The first step to make a corset is choosing the right fabric. Corsets at the minimum only require one layer of fabric but can hold many layers of different types of fabric. The first essential layer for a supportive corset, is a nice thick, sturdy fabric, this first layer is typically a coutil, where the fabric is woven different from a typical fabric, in a coutil fabric the threads are woven in a fashion where they make up a subtle zigzag pattern. Typically this first layer is a supportive layer in which the structure is built into or on top of. (note that some corsets can be one layer made of a simple thin layer, however those corsets do less for support than a hard wearing fabric.) The second layer and typically the final layer for the corsets I have made in the past is the fashion layer made from a typically more expensive and fashionable material. If worn on the outside of clothes this is the layer that will be seen and will make up the boning channels and binding which I will discuss later. Many corsets also contain another layer in a lining layer that hides any interior mess made.
The front opening of the corset can be any number of closures from zippers to buttons but mainly the busk is the one I prefer to work with and was what was used historically. The busk is a piece of metal with one side that hooks onto the other, the busk is not strictly necessary and can be forgone in place of a joined front but it does make putting on the corset a much easier task.

The next part of the corset is what gives any corset any semblance of structure. Boning originally was made from a material called whalebone also known as baleen which came from the inside of a whales mouth and is made from keratin. It was a wonderful material to put in corsets as it bends into shape with heat and wear. Nowadays we use 2 main materials for corsets, steel and plastic. There can be any mix of steel and plastic in any given corset but I prefer to use plastic as it is more comfortable and can be easier to handle when creating a corset. The boning is put into boning channels which can be sewn into the corset in a multitude of ways.
The next step in any corset is binding. Binding is a thin length of fabric that goes over the top and bottom of the corset to cleanly finish the edges. Binding is typically cut on the bias of the fabric which is diagonal through the fabric and gives the fabric a bit of stretch that makes it easier to get around complex curves.

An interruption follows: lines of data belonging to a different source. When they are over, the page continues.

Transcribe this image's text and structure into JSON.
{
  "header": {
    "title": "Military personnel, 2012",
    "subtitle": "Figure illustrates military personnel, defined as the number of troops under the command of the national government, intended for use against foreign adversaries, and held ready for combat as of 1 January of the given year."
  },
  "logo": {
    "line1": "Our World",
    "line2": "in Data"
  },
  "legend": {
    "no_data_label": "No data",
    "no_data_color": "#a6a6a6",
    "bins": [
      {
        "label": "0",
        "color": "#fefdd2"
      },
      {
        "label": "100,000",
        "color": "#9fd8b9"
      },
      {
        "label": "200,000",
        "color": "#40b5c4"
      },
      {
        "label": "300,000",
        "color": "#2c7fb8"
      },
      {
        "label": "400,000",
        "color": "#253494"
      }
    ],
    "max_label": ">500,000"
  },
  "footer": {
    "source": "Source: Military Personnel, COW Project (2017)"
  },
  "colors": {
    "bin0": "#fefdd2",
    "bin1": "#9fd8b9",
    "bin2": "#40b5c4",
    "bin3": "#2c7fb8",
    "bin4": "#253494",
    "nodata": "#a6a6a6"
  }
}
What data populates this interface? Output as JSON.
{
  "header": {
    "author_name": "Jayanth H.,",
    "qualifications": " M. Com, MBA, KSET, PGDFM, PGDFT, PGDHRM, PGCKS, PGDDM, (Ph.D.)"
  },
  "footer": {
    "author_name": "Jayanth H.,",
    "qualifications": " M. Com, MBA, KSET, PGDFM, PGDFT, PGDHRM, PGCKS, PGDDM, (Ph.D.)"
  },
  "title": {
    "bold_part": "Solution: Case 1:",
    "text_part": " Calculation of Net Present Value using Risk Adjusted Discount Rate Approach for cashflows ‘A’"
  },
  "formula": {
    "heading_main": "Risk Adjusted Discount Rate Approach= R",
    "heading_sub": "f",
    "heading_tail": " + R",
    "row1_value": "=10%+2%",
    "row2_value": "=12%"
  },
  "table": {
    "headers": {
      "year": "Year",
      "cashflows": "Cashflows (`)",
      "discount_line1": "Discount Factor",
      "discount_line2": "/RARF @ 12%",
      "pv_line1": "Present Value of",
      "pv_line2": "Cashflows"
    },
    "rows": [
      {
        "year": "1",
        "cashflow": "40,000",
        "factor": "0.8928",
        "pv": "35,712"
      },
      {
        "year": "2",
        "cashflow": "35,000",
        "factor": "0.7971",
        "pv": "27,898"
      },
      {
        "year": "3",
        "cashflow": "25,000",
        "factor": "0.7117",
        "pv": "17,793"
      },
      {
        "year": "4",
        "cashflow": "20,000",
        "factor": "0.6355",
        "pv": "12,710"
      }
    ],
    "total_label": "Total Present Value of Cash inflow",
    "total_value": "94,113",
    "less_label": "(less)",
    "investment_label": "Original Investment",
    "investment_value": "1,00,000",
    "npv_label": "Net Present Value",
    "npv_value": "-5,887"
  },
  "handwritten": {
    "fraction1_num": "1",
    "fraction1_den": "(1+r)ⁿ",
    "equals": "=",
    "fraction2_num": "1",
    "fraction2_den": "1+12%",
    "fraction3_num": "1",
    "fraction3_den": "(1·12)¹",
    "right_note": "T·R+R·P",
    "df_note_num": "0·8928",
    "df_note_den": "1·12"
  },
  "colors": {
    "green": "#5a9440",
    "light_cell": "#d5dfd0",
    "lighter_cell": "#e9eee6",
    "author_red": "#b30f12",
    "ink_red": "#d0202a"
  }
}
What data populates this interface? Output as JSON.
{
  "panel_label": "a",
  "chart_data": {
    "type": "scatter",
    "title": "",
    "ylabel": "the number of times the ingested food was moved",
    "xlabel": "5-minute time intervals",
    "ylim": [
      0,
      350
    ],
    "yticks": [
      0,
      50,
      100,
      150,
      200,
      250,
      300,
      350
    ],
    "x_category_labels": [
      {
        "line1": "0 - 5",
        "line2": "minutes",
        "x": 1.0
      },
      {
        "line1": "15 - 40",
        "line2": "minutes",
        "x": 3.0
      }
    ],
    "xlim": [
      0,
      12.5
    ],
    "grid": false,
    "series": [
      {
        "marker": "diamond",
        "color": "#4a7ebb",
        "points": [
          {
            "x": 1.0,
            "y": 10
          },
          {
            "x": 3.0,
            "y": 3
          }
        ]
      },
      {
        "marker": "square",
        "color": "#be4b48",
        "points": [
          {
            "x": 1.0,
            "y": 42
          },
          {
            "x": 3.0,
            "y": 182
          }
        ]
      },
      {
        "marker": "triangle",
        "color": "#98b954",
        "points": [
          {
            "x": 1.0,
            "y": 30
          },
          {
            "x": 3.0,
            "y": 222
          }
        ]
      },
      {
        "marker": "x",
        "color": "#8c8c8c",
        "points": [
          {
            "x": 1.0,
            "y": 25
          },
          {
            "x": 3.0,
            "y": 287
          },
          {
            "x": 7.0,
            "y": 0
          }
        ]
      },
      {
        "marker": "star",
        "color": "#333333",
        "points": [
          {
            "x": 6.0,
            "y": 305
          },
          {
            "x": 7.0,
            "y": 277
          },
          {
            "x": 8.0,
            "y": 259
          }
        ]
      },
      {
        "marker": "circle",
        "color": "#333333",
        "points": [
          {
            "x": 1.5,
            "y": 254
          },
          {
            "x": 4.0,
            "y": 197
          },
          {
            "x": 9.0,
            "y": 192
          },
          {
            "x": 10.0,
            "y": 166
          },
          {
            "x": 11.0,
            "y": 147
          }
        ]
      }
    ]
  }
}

The final step is the grommets or eyelets. Grommets are pieces of metal put inside a hole cut in the fabric on the back panel and are the closure for the corset. An alternative for grommets are eyelets which are holes wherein the fabric threads are not broken by scissors but are alternatively pierced by an awl which is a pointed piece of metal that pulls the threads apart instead of breaking them. Grommets lead to a much stronger back and cause less breakage when pulled. The way the backs are connected is through lacing through the grommets in a specific pattern to make putting the corset on easily.

Corsets have been around for hundreds of years and are very difficult to make with all of the complex pieces put into them. But corsets have never had as much backlash as they do in the modern age with many people thinking they are harmful to people’s health, but historically people understood the benefits of wearing a corset. Corsets can be harmful if they are worn improperly, such as wearing them against the skin with no barrier between them. Corsets have been worn by women for centuries so before you decide that corsets are an unnecessary evil, maybe speak to the people who have worn actual corsets and try to understand their point of view.